Thuringia is just full of charming towns like Kahla that are a delight to see, and you might not ever know about unless you’re on some scenic route in Germany like the Saale-Randwanderweg or Saale Cycle Route.
The Saale Cycle Route will bring you right through Kahla from Orlamünde (about 5km away) or Lobeda (around 14km). Whichever way you’re coming from the countryside is quite picturesque, so take your time and enjoy the scenery.
As pretty as you’ll find Kahla’s countryside, it is a historical town too.
The City Church of St. Margaret that you’re looking at today took 84 years to build from 1411-1495. I should say rebuild, because it was destroyed by a fire in 1410 — so that means an even older church was originally here.
As grand you’ll find the church’s architecture, it is the fact that Martin Luther preached here that makes it even more special.
Also from the Middle Ages is the Leuchtenburg. OK, what was once the Leuchtenburg. The inner and outer wall remain, as does the tower dungeon (now a museum), has a tavern, is a music and theater venue, and hosts a Walpurgis Night Festival.
Another venue for musicians and artists is the Metznersche Haus, who use the Local History Museum’s courtyard for artistic events. The building itself is a piece of Kahla’s history. It was built in the 16th century.
And back to a dungeon type experience, the Malzturm (Malt Tower) and Marterturm (Torture Tower) still survive from the town’s original Stadtmauer.

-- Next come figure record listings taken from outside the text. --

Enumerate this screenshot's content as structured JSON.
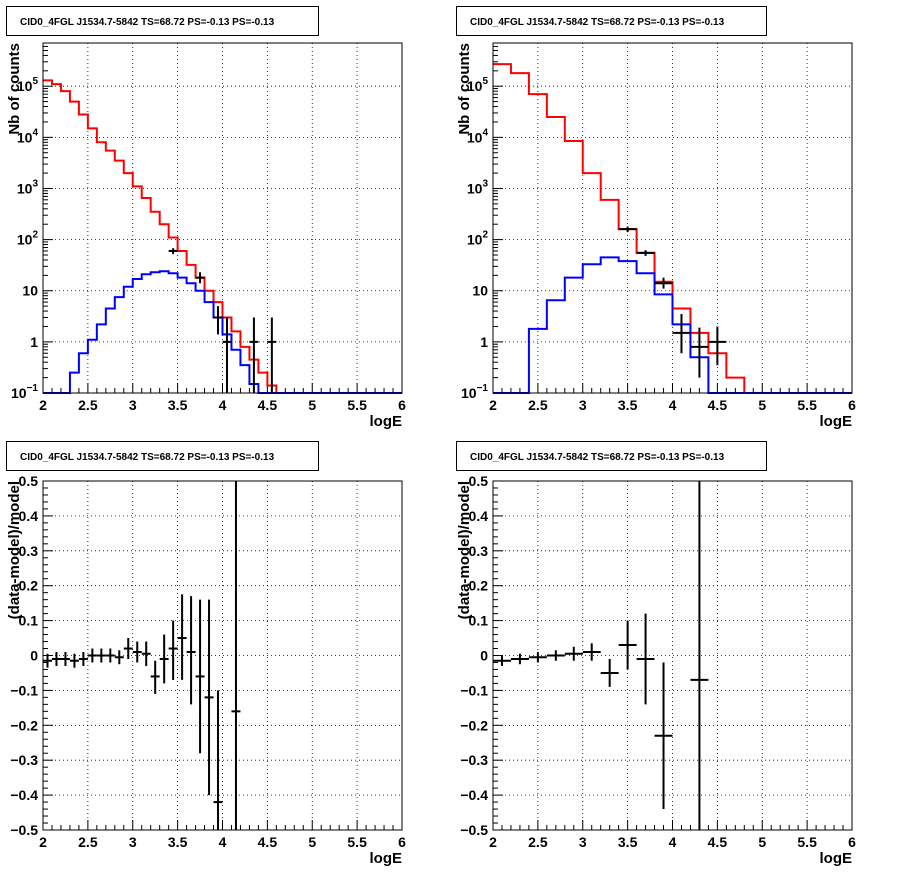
{
  "colors": {
    "data": "#000000",
    "total_model": "#ff0000",
    "source_model": "#0000ff",
    "grid": "#000000"
  },
  "chart_data": [
    {
      "type": "line",
      "title": "CID0_4FGL J1534.7-5842 TS=68.72 PS=-0.13 PS=-0.13",
      "xlabel": "logE",
      "ylabel": "Nb of counts",
      "xlim": [
        2,
        6
      ],
      "ylim": [
        0.1,
        700000
      ],
      "ylog": true,
      "grid": true,
      "xticks": [
        "2",
        "2.5",
        "3",
        "3.5",
        "4",
        "4.5",
        "5",
        "5.5",
        "6"
      ],
      "yticks": [
        {
          "v": 0.1,
          "t": "10",
          "e": "−1"
        },
        {
          "v": 1,
          "t": "1"
        },
        {
          "v": 10,
          "t": "10"
        },
        {
          "v": 100,
          "t": "10",
          "e": "2"
        },
        {
          "v": 1000,
          "t": "10",
          "e": "3"
        },
        {
          "v": 10000,
          "t": "10",
          "e": "4"
        },
        {
          "v": 100000,
          "t": "10",
          "e": "5"
        }
      ],
      "bin_edges": [
        2.0,
        2.1,
        2.2,
        2.3,
        2.4,
        2.5,
        2.6,
        2.7,
        2.8,
        2.9,
        3.0,
        3.1,
        3.2,
        3.3,
        3.4,
        3.5,
        3.6,
        3.7,
        3.8,
        3.9,
        4.0,
        4.1,
        4.2,
        4.3,
        4.4,
        4.5,
        4.6,
        4.7,
        4.8,
        4.9,
        5.0,
        5.1,
        5.2,
        5.3,
        5.4,
        5.5,
        5.6,
        5.7,
        5.8,
        5.9,
        6.0
      ],
      "series": [
        {
          "values": [
            130000,
            110000,
            80000,
            50000,
            28000,
            15000,
            8000,
            5500,
            3500,
            2000,
            1100,
            650,
            350,
            200,
            110,
            60,
            32,
            18,
            10,
            6,
            3,
            1.6,
            0.8,
            0.45,
            0.25,
            0.14,
            0.1,
            0.1,
            0.1,
            0.1,
            0.1,
            0.1,
            0.1,
            0.1,
            0.1,
            0.1,
            0.1,
            0.1,
            0.1,
            0.1
          ]
        },
        {
          "values": [
            0.1,
            0.1,
            0.1,
            0.25,
            0.6,
            1.1,
            2.2,
            4.5,
            7.5,
            12,
            17,
            21,
            23,
            24,
            22,
            18,
            14,
            10,
            6,
            3,
            1.4,
            0.7,
            0.35,
            0.15,
            0.1,
            0.1,
            0.1,
            0.1,
            0.1,
            0.1,
            0.1,
            0.1,
            0.1,
            0.1,
            0.1,
            0.1,
            0.1,
            0.1,
            0.1,
            0.1
          ]
        }
      ],
      "points": [
        {
          "x": 3.45,
          "y": 60,
          "xerr": 0.05,
          "lo": 52,
          "hi": 68
        },
        {
          "x": 3.75,
          "y": 18,
          "xerr": 0.05,
          "lo": 14,
          "hi": 23
        },
        {
          "x": 3.95,
          "y": 3,
          "xerr": 0.05,
          "lo": 1.4,
          "hi": 5
        },
        {
          "x": 4.05,
          "y": 1,
          "xerr": 0.05,
          "lo": 0.1,
          "hi": 3
        },
        {
          "x": 4.35,
          "y": 1,
          "xerr": 0.05,
          "lo": 0.1,
          "hi": 3
        },
        {
          "x": 4.55,
          "y": 1,
          "xerr": 0.05,
          "lo": 0.1,
          "hi": 3
        }
      ]
    },
    {
      "type": "line",
      "title": "CID0_4FGL J1534.7-5842 TS=68.72 PS=-0.13 PS=-0.13",
      "xlabel": "logE",
      "ylabel": "Nb of counts",
      "xlim": [
        2,
        6
      ],
      "ylim": [
        0.1,
        700000
      ],
      "ylog": true,
      "grid": true,
      "xticks": [
        "2",
        "2.5",
        "3",
        "3.5",
        "4",
        "4.5",
        "5",
        "5.5",
        "6"
      ],
      "yticks": [
        {
          "v": 0.1,
          "t": "10",
          "e": "−1"
        },
        {
          "v": 1,
          "t": "1"
        },
        {
          "v": 10,
          "t": "10"
        },
        {
          "v": 100,
          "t": "10",
          "e": "2"
        },
        {
          "v": 1000,
          "t": "10",
          "e": "3"
        },
        {
          "v": 10000,
          "t": "10",
          "e": "4"
        },
        {
          "v": 100000,
          "t": "10",
          "e": "5"
        }
      ],
      "bin_edges": [
        2.0,
        2.2,
        2.4,
        2.6,
        2.8,
        3.0,
        3.2,
        3.4,
        3.6,
        3.8,
        4.0,
        4.2,
        4.4,
        4.6,
        4.8,
        5.0,
        5.2,
        5.4,
        5.6,
        5.8,
        6.0
      ],
      "series": [
        {
          "values": [
            270000,
            180000,
            70000,
            25000,
            8500,
            2000,
            600,
            160,
            55,
            15,
            4.5,
            1.5,
            0.6,
            0.2,
            0.1,
            0.1,
            0.1,
            0.1,
            0.1,
            0.1
          ]
        },
        {
          "values": [
            0.1,
            0.1,
            1.8,
            6.5,
            18,
            33,
            45,
            38,
            22,
            8.5,
            2.2,
            0.5,
            0.1,
            0.1,
            0.1,
            0.1,
            0.1,
            0.1,
            0.1,
            0.1
          ]
        }
      ],
      "points": [
        {
          "x": 3.5,
          "y": 160,
          "xerr": 0.1,
          "lo": 140,
          "hi": 180
        },
        {
          "x": 3.7,
          "y": 55,
          "xerr": 0.1,
          "lo": 48,
          "hi": 62
        },
        {
          "x": 3.9,
          "y": 14,
          "xerr": 0.1,
          "lo": 11,
          "hi": 18
        },
        {
          "x": 4.1,
          "y": 1.5,
          "xerr": 0.1,
          "lo": 0.6,
          "hi": 3.5
        },
        {
          "x": 4.3,
          "y": 0.8,
          "xerr": 0.1,
          "lo": 0.2,
          "hi": 1.9
        },
        {
          "x": 4.5,
          "y": 1,
          "xerr": 0.1,
          "lo": 0.35,
          "hi": 2
        }
      ]
    },
    {
      "type": "scatter",
      "title": "CID0_4FGL J1534.7-5842 TS=68.72 PS=-0.13 PS=-0.13",
      "xlabel": "logE",
      "ylabel": "(data-model)/model",
      "xlim": [
        2,
        6
      ],
      "ylim": [
        -0.5,
        0.5
      ],
      "ylog": false,
      "grid": true,
      "xticks": [
        "2",
        "2.5",
        "3",
        "3.5",
        "4",
        "4.5",
        "5",
        "5.5",
        "6"
      ],
      "yticks": [
        {
          "v": -0.5,
          "t": "−0.5"
        },
        {
          "v": -0.4,
          "t": "−0.4"
        },
        {
          "v": -0.3,
          "t": "−0.3"
        },
        {
          "v": -0.2,
          "t": "−0.2"
        },
        {
          "v": -0.1,
          "t": "−0.1"
        },
        {
          "v": 0,
          "t": "0"
        },
        {
          "v": 0.1,
          "t": "0.1"
        },
        {
          "v": 0.2,
          "t": "0.2"
        },
        {
          "v": 0.3,
          "t": "0.3"
        },
        {
          "v": 0.4,
          "t": "0.4"
        },
        {
          "v": 0.5,
          "t": "0.5"
        }
      ],
      "points": [
        {
          "x": 2.05,
          "y": -0.015,
          "xerr": 0.05,
          "lo": -0.035,
          "hi": 0.005
        },
        {
          "x": 2.15,
          "y": -0.01,
          "xerr": 0.05,
          "lo": -0.03,
          "hi": 0.01
        },
        {
          "x": 2.25,
          "y": -0.01,
          "xerr": 0.05,
          "lo": -0.03,
          "hi": 0.01
        },
        {
          "x": 2.35,
          "y": -0.015,
          "xerr": 0.05,
          "lo": -0.035,
          "hi": 0.005
        },
        {
          "x": 2.45,
          "y": -0.01,
          "xerr": 0.05,
          "lo": -0.03,
          "hi": 0.01
        },
        {
          "x": 2.55,
          "y": 0.0,
          "xerr": 0.05,
          "lo": -0.02,
          "hi": 0.02
        },
        {
          "x": 2.65,
          "y": 0.0,
          "xerr": 0.05,
          "lo": -0.02,
          "hi": 0.02
        },
        {
          "x": 2.75,
          "y": 0.0,
          "xerr": 0.05,
          "lo": -0.02,
          "hi": 0.02
        },
        {
          "x": 2.85,
          "y": -0.005,
          "xerr": 0.05,
          "lo": -0.025,
          "hi": 0.015
        },
        {
          "x": 2.95,
          "y": 0.02,
          "xerr": 0.05,
          "lo": -0.01,
          "hi": 0.05
        },
        {
          "x": 3.05,
          "y": 0.01,
          "xerr": 0.05,
          "lo": -0.02,
          "hi": 0.04
        },
        {
          "x": 3.15,
          "y": 0.005,
          "xerr": 0.05,
          "lo": -0.03,
          "hi": 0.04
        },
        {
          "x": 3.25,
          "y": -0.06,
          "xerr": 0.05,
          "lo": -0.11,
          "hi": -0.015
        },
        {
          "x": 3.35,
          "y": -0.01,
          "xerr": 0.05,
          "lo": -0.08,
          "hi": 0.06
        },
        {
          "x": 3.45,
          "y": 0.02,
          "xerr": 0.05,
          "lo": -0.07,
          "hi": 0.1
        },
        {
          "x": 3.55,
          "y": 0.05,
          "xerr": 0.05,
          "lo": -0.07,
          "hi": 0.175
        },
        {
          "x": 3.65,
          "y": 0.01,
          "xerr": 0.05,
          "lo": -0.14,
          "hi": 0.17
        },
        {
          "x": 3.75,
          "y": -0.06,
          "xerr": 0.05,
          "lo": -0.28,
          "hi": 0.16
        },
        {
          "x": 3.85,
          "y": -0.12,
          "xerr": 0.05,
          "lo": -0.4,
          "hi": 0.16
        },
        {
          "x": 3.95,
          "y": -0.42,
          "xerr": 0.05,
          "lo": -0.5,
          "hi": -0.1
        },
        {
          "x": 4.15,
          "y": -0.16,
          "xerr": 0.05,
          "lo": -0.5,
          "hi": 0.5
        }
      ]
    },
    {
      "type": "scatter",
      "title": "CID0_4FGL J1534.7-5842 TS=68.72 PS=-0.13 PS=-0.13",
      "xlabel": "logE",
      "ylabel": "(data-model)/model",
      "xlim": [
        2,
        6
      ],
      "ylim": [
        -0.5,
        0.5
      ],
      "ylog": false,
      "grid": true,
      "xticks": [
        "2",
        "2.5",
        "3",
        "3.5",
        "4",
        "4.5",
        "5",
        "5.5",
        "6"
      ],
      "yticks": [
        {
          "v": -0.5,
          "t": "−0.5"
        },
        {
          "v": -0.4,
          "t": "−0.4"
        },
        {
          "v": -0.3,
          "t": "−0.3"
        },
        {
          "v": -0.2,
          "t": "−0.2"
        },
        {
          "v": -0.1,
          "t": "−0.1"
        },
        {
          "v": 0,
          "t": "0"
        },
        {
          "v": 0.1,
          "t": "0.1"
        },
        {
          "v": 0.2,
          "t": "0.2"
        },
        {
          "v": 0.3,
          "t": "0.3"
        },
        {
          "v": 0.4,
          "t": "0.4"
        },
        {
          "v": 0.5,
          "t": "0.5"
        }
      ],
      "points": [
        {
          "x": 2.1,
          "y": -0.015,
          "xerr": 0.1,
          "lo": -0.03,
          "hi": 0.0
        },
        {
          "x": 2.3,
          "y": -0.01,
          "xerr": 0.1,
          "lo": -0.025,
          "hi": 0.005
        },
        {
          "x": 2.5,
          "y": -0.005,
          "xerr": 0.1,
          "lo": -0.02,
          "hi": 0.01
        },
        {
          "x": 2.7,
          "y": 0.0,
          "xerr": 0.1,
          "lo": -0.015,
          "hi": 0.015
        },
        {
          "x": 2.9,
          "y": 0.005,
          "xerr": 0.1,
          "lo": -0.015,
          "hi": 0.025
        },
        {
          "x": 3.1,
          "y": 0.01,
          "xerr": 0.1,
          "lo": -0.015,
          "hi": 0.035
        },
        {
          "x": 3.3,
          "y": -0.05,
          "xerr": 0.1,
          "lo": -0.09,
          "hi": -0.01
        },
        {
          "x": 3.5,
          "y": 0.03,
          "xerr": 0.1,
          "lo": -0.04,
          "hi": 0.1
        },
        {
          "x": 3.7,
          "y": -0.01,
          "xerr": 0.1,
          "lo": -0.14,
          "hi": 0.12
        },
        {
          "x": 3.9,
          "y": -0.23,
          "xerr": 0.1,
          "lo": -0.44,
          "hi": -0.02
        },
        {
          "x": 4.3,
          "y": -0.07,
          "xerr": 0.1,
          "lo": -0.5,
          "hi": 0.5
        }
      ]
    }
  ]
}
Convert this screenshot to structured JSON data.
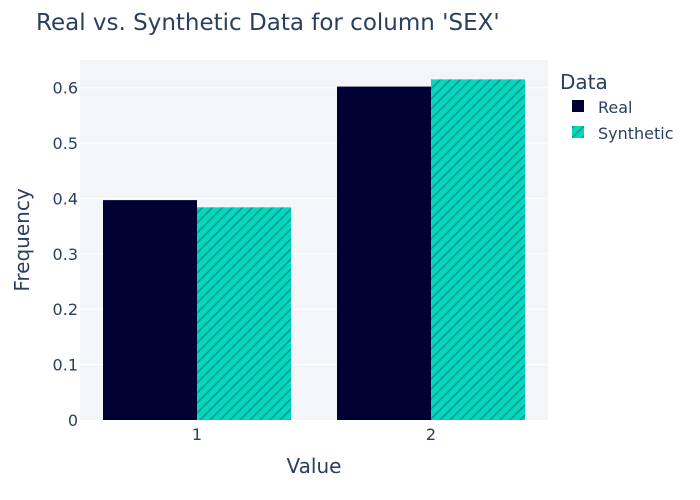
{
  "chart_data": {
    "type": "bar",
    "title": "Real vs. Synthetic Data for column 'SEX'",
    "xlabel": "Value",
    "ylabel": "Frequency",
    "categories": [
      "1",
      "2"
    ],
    "ylim": [
      0,
      0.65
    ],
    "yticks": [
      0,
      0.1,
      0.2,
      0.3,
      0.4,
      0.5,
      0.6
    ],
    "ytick_labels": [
      "0",
      "0.1",
      "0.2",
      "0.3",
      "0.4",
      "0.5",
      "0.6"
    ],
    "grid": true,
    "legend": {
      "title": "Data",
      "placement": "right"
    },
    "series": [
      {
        "name": "Real",
        "values": [
          0.397,
          0.602
        ],
        "color": "#000033",
        "pattern": "none"
      },
      {
        "name": "Synthetic",
        "values": [
          0.384,
          0.615
        ],
        "color": "#00d8c0",
        "pattern": "diagonal-hatch"
      }
    ]
  },
  "colors": {
    "plot_background": "#f4f5f8",
    "gridline": "#ffffff",
    "text": "#2a3f5f",
    "hatch": "#119a8a"
  }
}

For 20th century history of Kahla, there is a Todesmarsch Stele — that is a monument to those who died here on Death March during World War II.
It’s not all about torture and history, rest assured. Kahla still likes to have a good time, which will be evident if you’re here for the Turner Kirmes at the end of October or the Kaninchen- und Landmarkt (also at the end of October) that sells all sorts of fish, cheeses, and locally made honey.
Eat up, because the Saale Cycle Route is waiting for you.